Polêmicas e versões distintas expõem ruído entre grupo e direção do Inter

A sintonia entre grupo de jogadores e direção do Inter já não é tão fina assim. Ainda que Alex – escudado por Danilo Fernandes, Ceará, Paulão, Ernando e Rodrigo Dourado – tenha esclarecido que não foi obrigado a realizar a manifestação da última quinta-feira – que culminou com novos desdobres até a fala de sexta –, ficou evidente o ruído entre as partes.

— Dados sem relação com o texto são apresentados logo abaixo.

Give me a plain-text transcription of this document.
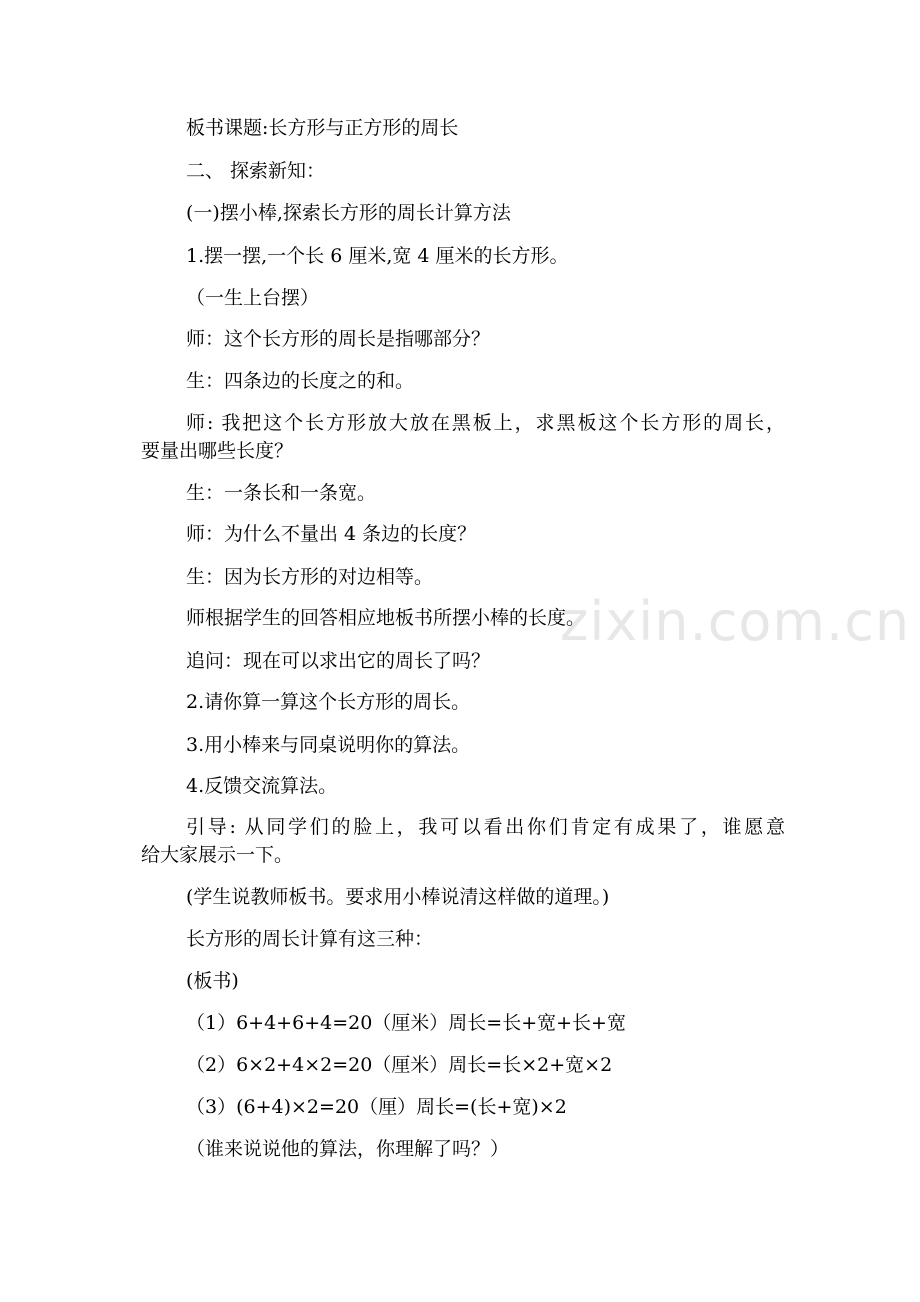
板书课题:长方形与正方形的周长
二、 探索新知：
(一)摆小棒,探索长方形的周长计算方法
1.摆一摆,一个长 6 厘米,宽 4 厘米的长方形。
（一生上台摆）
师：这个长方形的周长是指哪部分？
生：四条边的长度之的和。
师: 我把这个长方形放大放在黑板上，求黑板这个长方形的周长，
要量出哪些长度？
生：一条长和一条宽。
师：为什么不量出 4 条边的长度？
生：因为长方形的对边相等。
师根据学生的回答相应地板书所摆小棒的长度。
追问：现在可以求出它的周长了吗？
2.请你算一算这个长方形的周长。
3.用小棒来与同桌说明你的算法。
4.反馈交流算法。
引导: 从同学们的脸上，我可以看出你们肯定有成果了，谁愿意
给大家展示一下。
(学生说教师板书。要求用小棒说清这样做的道理。)
长方形的周长计算有这三种：
(板书)
（1）6+4+6+4=20（厘米）周长=长+宽+长+宽
（2）6×2+4×2=20（厘米）周长=长×2+宽×2
（3）(6+4)×2=20（厘）周长=(长+宽)×2
（谁来说说他的算法，你理解了吗？）
zixin.com.cn
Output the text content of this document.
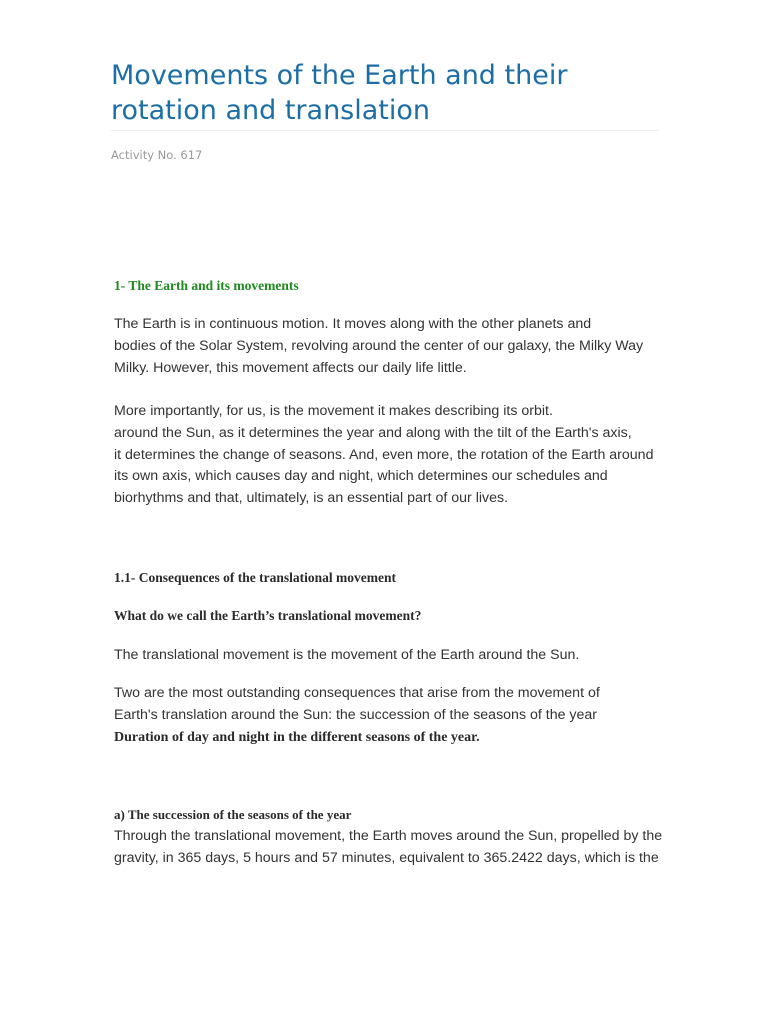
Movements of the Earth and their
rotation and translation

Activity No. 617

1- The Earth and its movements

The Earth is in continuous motion. It moves along with the other planets and
bodies of the Solar System, revolving around the center of our galaxy, the Milky Way
Milky. However, this movement affects our daily life little.

More importantly, for us, is the movement it makes describing its orbit.
around the Sun, as it determines the year and along with the tilt of the Earth's axis,
it determines the change of seasons. And, even more, the rotation of the Earth around
its own axis, which causes day and night, which determines our schedules and
biorhythms and that, ultimately, is an essential part of our lives.

1.1- Consequences of the translational movement

What do we call the Earth’s translational movement?

The translational movement is the movement of the Earth around the Sun.

Two are the most outstanding consequences that arise from the movement of
Earth's translation around the Sun: the succession of the seasons of the year
Duration of day and night in the different seasons of the year.

a) The succession of the seasons of the year

Through the translational movement, the Earth moves around the Sun, propelled by the
gravity, in 365 days, 5 hours and 57 minutes, equivalent to 365.2422 days, which is the
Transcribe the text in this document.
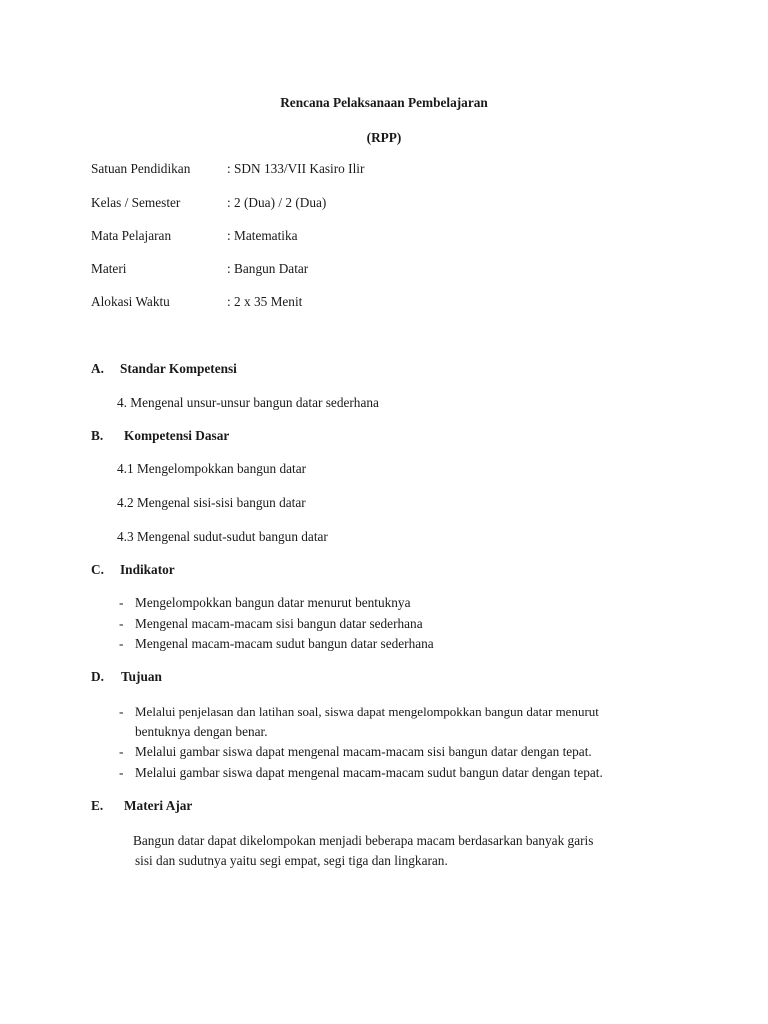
Rencana Pelaksanaan Pembelajaran
(RPP)
Satuan Pendidikan	: SDN 133/VII Kasiro Ilir
Kelas / Semester	: 2 (Dua) / 2 (Dua)
Mata Pelajaran	: Matematika
Materi	: Bangun Datar
Alokasi Waktu	: 2 x 35 Menit
A. Standar Kompetensi
4. Mengenal unsur-unsur bangun datar sederhana
B. Kompetensi Dasar
4.1 Mengelompokkan bangun datar
4.2 Mengenal sisi-sisi bangun datar
4.3 Mengenal sudut-sudut bangun datar
C. Indikator
- Mengelompokkan bangun datar menurut bentuknya
- Mengenal macam-macam sisi bangun datar sederhana
- Mengenal macam-macam sudut bangun datar sederhana
D. Tujuan
- Melalui penjelasan dan latihan soal, siswa dapat mengelompokkan bangun datar menurut
bentuknya dengan benar.
- Melalui gambar siswa dapat mengenal macam-macam sisi bangun datar dengan tepat.
- Melalui gambar siswa dapat mengenal macam-macam sudut bangun datar dengan tepat.
E. Materi Ajar
Bangun datar dapat dikelompokan menjadi beberapa macam berdasarkan banyak garis
sisi dan sudutnya yaitu segi empat, segi tiga dan lingkaran.
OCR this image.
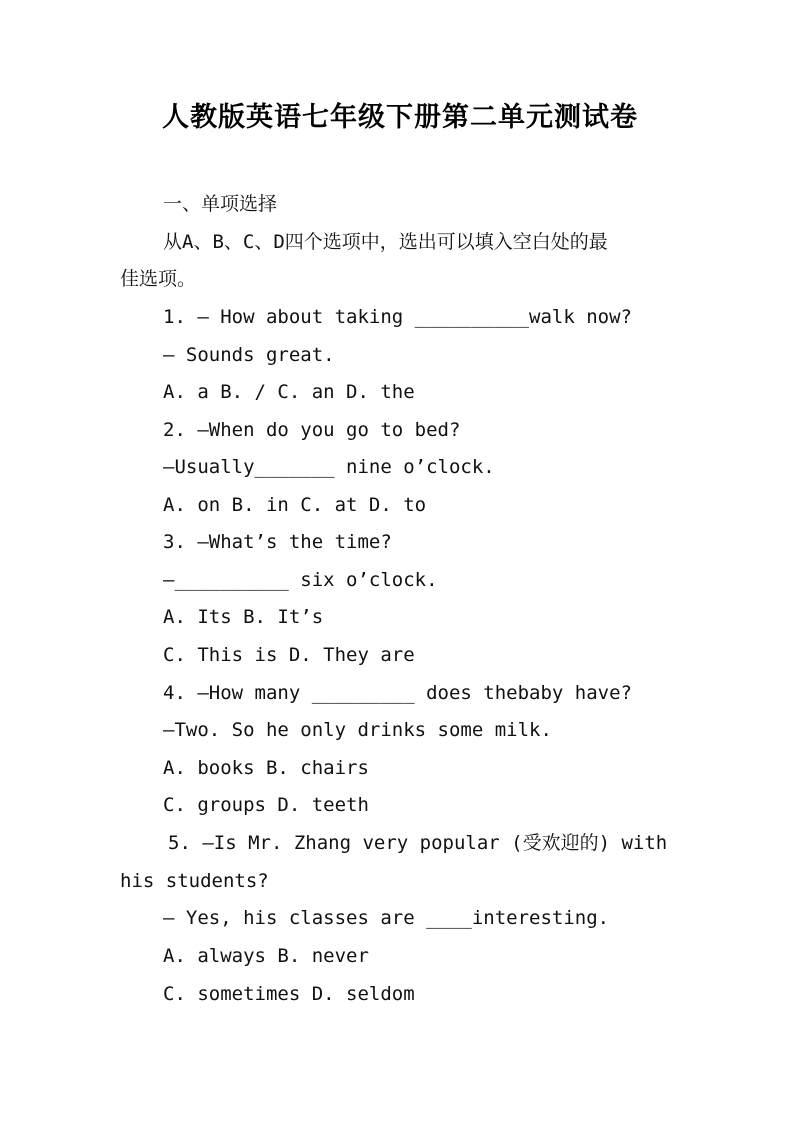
人教版英语七年级下册第二单元测试卷
一、单项选择
从A、B、C、D四个选项中，选出可以填入空白处的最
佳选项。
1. — How about taking __________walk now?
— Sounds great.
A. a B. / C. an D. the
2. —When do you go to bed?
—Usually_______ nine o’clock.
A. on B. in C. at D. to
3. —What’s the time?
—__________ six o’clock.
A. Its B. It’s
C. This is D. They are
4. —How many _________ does thebaby have?
—Two. So he only drinks some milk.
A. books B. chairs
C. groups D. teeth
5. —Is Mr. Zhang very popular (受欢迎的) with
his students?
— Yes, his classes are ____interesting.
A. always B. never
C. sometimes D. seldom
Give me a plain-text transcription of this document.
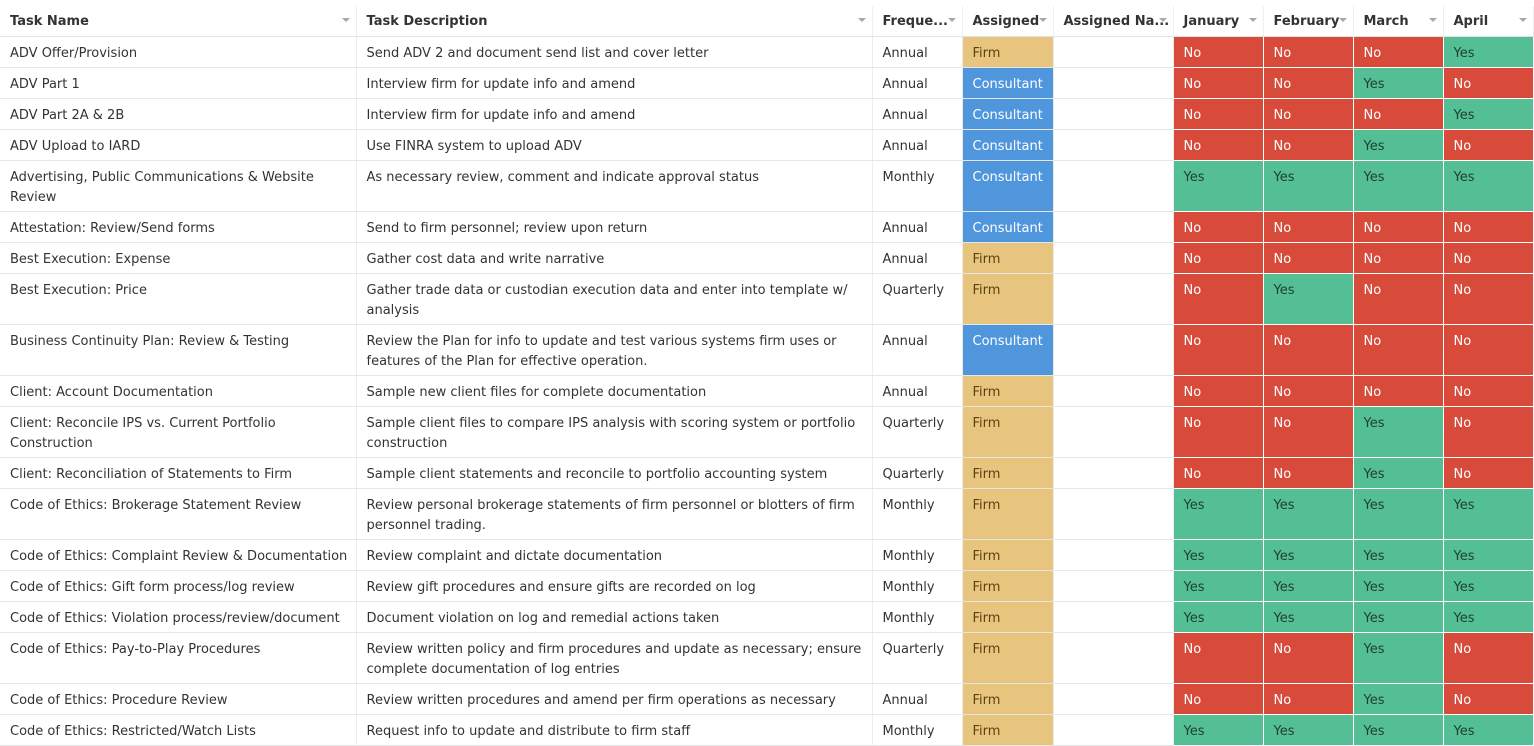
Task Name	Task Description	Freque...	Assigned	Assigned Na...	January	February	March	April

ADV Offer/Provision	Send ADV 2 and document send list and cover letter	Annual	Firm		No	No	No	Yes
ADV Part 1	Interview firm for update info and amend	Annual	Consultant		No	No	Yes	No
ADV Part 2A & 2B	Interview firm for update info and amend	Annual	Consultant		No	No	No	Yes
ADV Upload to IARD	Use FINRA system to upload ADV	Annual	Consultant		No	No	Yes	No
Advertising, Public Communications & Website Review	As necessary review, comment and indicate approval status	Monthly	Consultant		Yes	Yes	Yes	Yes
Attestation: Review/Send forms	Send to firm personnel; review upon return	Annual	Consultant		No	No	No	No
Best Execution: Expense	Gather cost data and write narrative	Annual	Firm		No	No	No	No
Best Execution: Price	Gather trade data or custodian execution data and enter into template w/ analysis	Quarterly	Firm		No	Yes	No	No
Business Continuity Plan: Review & Testing	Review the Plan for info to update and test various systems firm uses or features of the Plan for effective operation.	Annual	Consultant		No	No	No	No
Client: Account Documentation	Sample new client files for complete documentation	Annual	Firm		No	No	No	No
Client: Reconcile IPS vs. Current Portfolio Construction	Sample client files to compare IPS analysis with scoring system or portfolio construction	Quarterly	Firm		No	No	Yes	No
Client: Reconciliation of Statements to Firm	Sample client statements and reconcile to portfolio accounting system	Quarterly	Firm		No	No	Yes	No
Code of Ethics: Brokerage Statement Review	Review personal brokerage statements of firm personnel or blotters of firm personnel trading.	Monthly	Firm		Yes	Yes	Yes	Yes
Code of Ethics: Complaint Review & Documentation	Review complaint and dictate documentation	Monthly	Firm		Yes	Yes	Yes	Yes
Code of Ethics: Gift form process/log review	Review gift procedures and ensure gifts are recorded on log	Monthly	Firm		Yes	Yes	Yes	Yes
Code of Ethics: Violation process/review/document	Document violation on log and remedial actions taken	Monthly	Firm		Yes	Yes	Yes	Yes
Code of Ethics: Pay-to-Play Procedures	Review written policy and firm procedures and update as necessary; ensure complete documentation of log entries	Quarterly	Firm		No	No	Yes	No
Code of Ethics: Procedure Review	Review written procedures and amend per firm operations as necessary	Annual	Firm		No	No	Yes	No
Code of Ethics: Restricted/Watch Lists	Request info to update and distribute to firm staff	Monthly	Firm		Yes	Yes	Yes	Yes
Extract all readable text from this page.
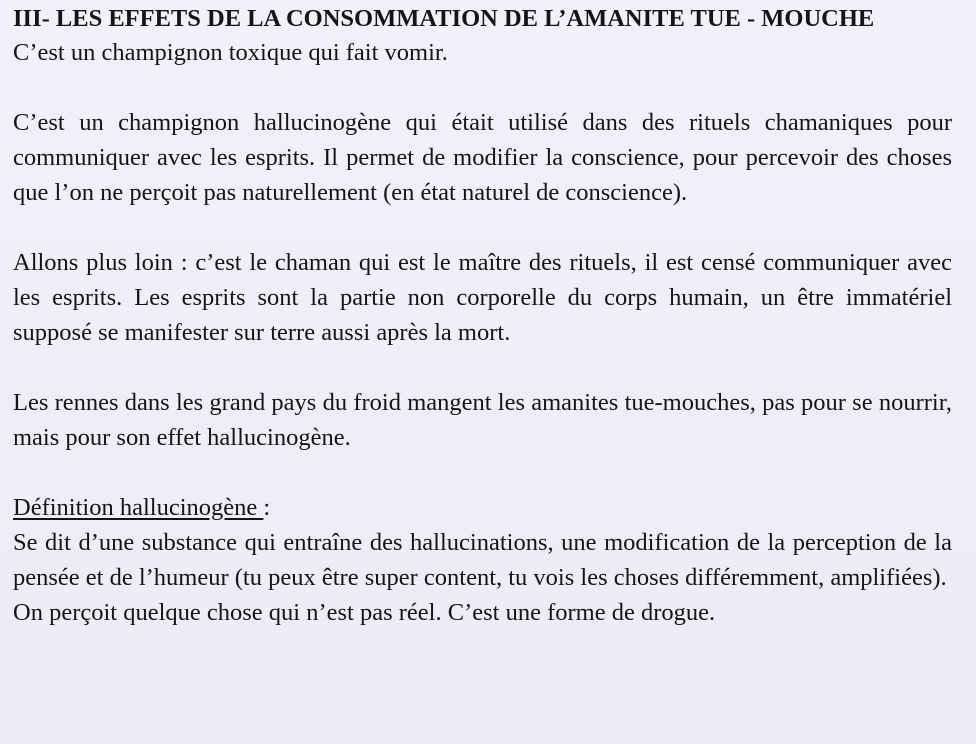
III- LES EFFETS DE LA CONSOMMATION DE L’AMANITE TUE - MOUCHE

C’est un champignon toxique qui fait vomir.

C’est un champignon hallucinogène qui était utilisé dans des rituels chamaniques pour communiquer avec les esprits. Il permet de modifier la conscience, pour percevoir des choses que l’on ne perçoit pas naturellement (en état naturel de conscience).

Allons plus loin : c’est le chaman qui est le maître des rituels, il est censé communiquer avec les esprits. Les esprits sont la partie non corporelle du corps humain, un être immatériel supposé se manifester sur terre aussi après la mort.

Les rennes dans les grand pays du froid mangent les amanites tue-mouches, pas pour se nourrir, mais pour son effet hallucinogène.

Définition hallucinogène :

Se dit d’une substance qui entraîne des hallucinations, une modification de la perception de la pensée et de l’humeur (tu peux être super content, tu vois les choses différemment, amplifiées).

On perçoit quelque chose qui n’est pas réel. C’est une forme de drogue.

O ápice foi o episódio de quinta. O grupo todo se dirigiu até a sala de imprensa do Beira-Rio e afirmou que a consternação pela tragédia com o voo da Chapecoense os deixava sem forças para disputar a última rodada do Brasileirão diante do Fluminense. Só que, ao contrário do que afirmou o diretor de futebol Ibsen Pinheiro, a cúpula já tinha ciência da postura dos comandados de Lisca.

Os atletas, aliás, acabaram pegos de surpresa pela declaração de Vitorio Piffero. O presidente, tão logo o grupo saiu, adentrou ao recinto. E, apesar de apoiar a decisão dos colorados, declarou que não “abria mão de nada” e que o Brasileirão ficaria “incompleto” sem a disputa derradeira.

Declaração jogadores do Inter (Foto: Tomás Hammes/GloboEsporte.com)Em círculo, lideranças coloradas conversam antes de comunicado (Foto: Tomás Hammes/GloboEsporte.com)

A postura do mandatário surpreendeu e incomodou o vestiário, conforme apurou o GloboEsporte.com. Os jogadores se sentiram usados em razão da situação do clube, que ingressou com uma ação para que o Superior Tribunal de Justiça Desportiva (STJD) analisasse uma suposta inscrição irregular de Victor Ramos, do Vitória, e resolveram fazer nova manifestação na tarde de sexta, antes do treino, na qual confirmaram que aceitam o rebaixamento mesmo que não entrem em campo no último jogo.

– Se for o caso de acabar o campeonato e formos rebaixados, aceitaremos porque fizemos por merecer. Não queremos cancelar o campeonato nem melar o último jogo, tanto que falei em respeito a todos os envolvidos (na tragédia) – Chapecoense, jornalistas, famílias. Se tiver, jogaremos, mas nada se compara ao sentimento. Disseram que viemos porque a diretoria nos pediu, obrigou. Isso não existe. Expusemos aquilo que temos sentido. No momento que existiu a dúvida se o Inter se permitia ser rebaixado, nunca nos omitimos por esse campeonato horrível que fizemos – esclareceu Alex.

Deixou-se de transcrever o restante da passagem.